Longtemps dernière de la classe européenne, loin derrière l'Allemagne et l'Espagne, la France rattrape son retard dans l'éolien. Les industriels de l'énergie font preuve d'un intérêt de plus en plus marqué pour le secteur. Au risque de faire exploser la valorisation des sociétés spécialisées dans le développement et l'exploitation des fermes du vent. L'offshore recèle encore de belles opportunités.
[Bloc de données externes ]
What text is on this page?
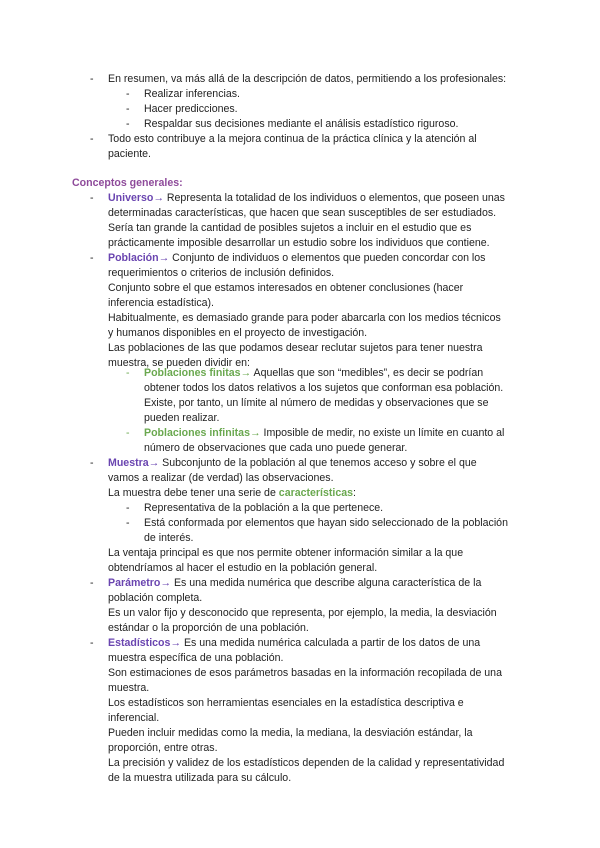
- En resumen, va más allá de la descripción de datos, permitiendo a los profesionales:
- Realizar inferencias.
- Hacer predicciones.
- Respaldar sus decisiones mediante el análisis estadístico riguroso.
- Todo esto contribuye a la mejora continua de la práctica clínica y la atención al
paciente.
Conceptos generales:
- Universo→ Representa la totalidad de los individuos o elementos, que poseen unas
determinadas características, que hacen que sean susceptibles de ser estudiados.
Sería tan grande la cantidad de posibles sujetos a incluir en el estudio que es
prácticamente imposible desarrollar un estudio sobre los individuos que contiene.
- Población→ Conjunto de individuos o elementos que pueden concordar con los
requerimientos o criterios de inclusión definidos.
Conjunto sobre el que estamos interesados en obtener conclusiones (hacer
inferencia estadística).
Habitualmente, es demasiado grande para poder abarcarla con los medios técnicos
y humanos disponibles en el proyecto de investigación.
Las poblaciones de las que podamos desear reclutar sujetos para tener nuestra
muestra, se pueden dividir en:
- Poblaciones finitas→ Aquellas que son “medibles”, es decir se podrían
obtener todos los datos relativos a los sujetos que conforman esa población.
Existe, por tanto, un límite al número de medidas y observaciones que se
pueden realizar.
- Poblaciones infinitas→ Imposible de medir, no existe un límite en cuanto al
número de observaciones que cada uno puede generar.
- Muestra→ Subconjunto de la población al que tenemos acceso y sobre el que
vamos a realizar (de verdad) las observaciones.
La muestra debe tener una serie de características:
- Representativa de la población a la que pertenece.
- Está conformada por elementos que hayan sido seleccionado de la población
de interés.
La ventaja principal es que nos permite obtener información similar a la que
obtendríamos al hacer el estudio en la población general.
- Parámetro→ Es una medida numérica que describe alguna característica de la
población completa.
Es un valor fijo y desconocido que representa, por ejemplo, la media, la desviación
estándar o la proporción de una población.
- Estadísticos→ Es una medida numérica calculada a partir de los datos de una
muestra específica de una población.
Son estimaciones de esos parámetros basadas en la información recopilada de una
muestra.
Los estadísticos son herramientas esenciales en la estadística descriptiva e
inferencial.
Pueden incluir medidas como la media, la mediana, la desviación estándar, la
proporción, entre otras.
La precisión y validez de los estadísticos dependen de la calidad y representatividad
de la muestra utilizada para su cálculo.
L'évolution du parc éolien en France |
Our s'en convaincre, il suffit de s'attarder sur les paysages de Beauce, de Bretagne, de Picardie ou du Grand Sud : l'éolien est en passe de faire sa place au soleil. Et ce n'est qu'un début ! Selon Jean-Michel Germa, PDG de la Compagnie du Vent et vice-président du Syndicat de l'énergie renouvelable (SER), " d'ici dix à quinze ans, les opérateurs exploiteront sur le territoire français près de 8.000 éoliennes soit environ l'équivalent de 25.000 MWh ". La progression s'annonce spectaculaire. À la fin du premier semestre 2007, on ne comptait que 300 mâts érigés, pour une puissance de 2.000 MWh. Ce qui correspond à la consommation annuelle d'électricité d'une agglomération de 2 millions d'habitants, hors chauffage et industrie.
TOLERE A LA MARGE
Le retard hexagonal plonge ses racines dans l'histoire industrielle française. Dans un pays où le développement du nucléaire a permis une certaine indépendance énergétique, l'éolien n'a longtemps été toléré qu'à la marge. Ses détracteurs l'assimilaient à une lubie folklorique pratiquée par de dangereux illuminés. Mais le vent a tourné. Le dérèglement climatique a bouleversé les conservatismes. Bon gré, mal gré, les producteurs d'énergie " carbonée " et les tenants du nucléaire ont été contraints d'accepter les arguments de ces pionniers. Ce qui devrait permettre à la France de faire face à ses obligations en matière de production d'énergie renouvelable.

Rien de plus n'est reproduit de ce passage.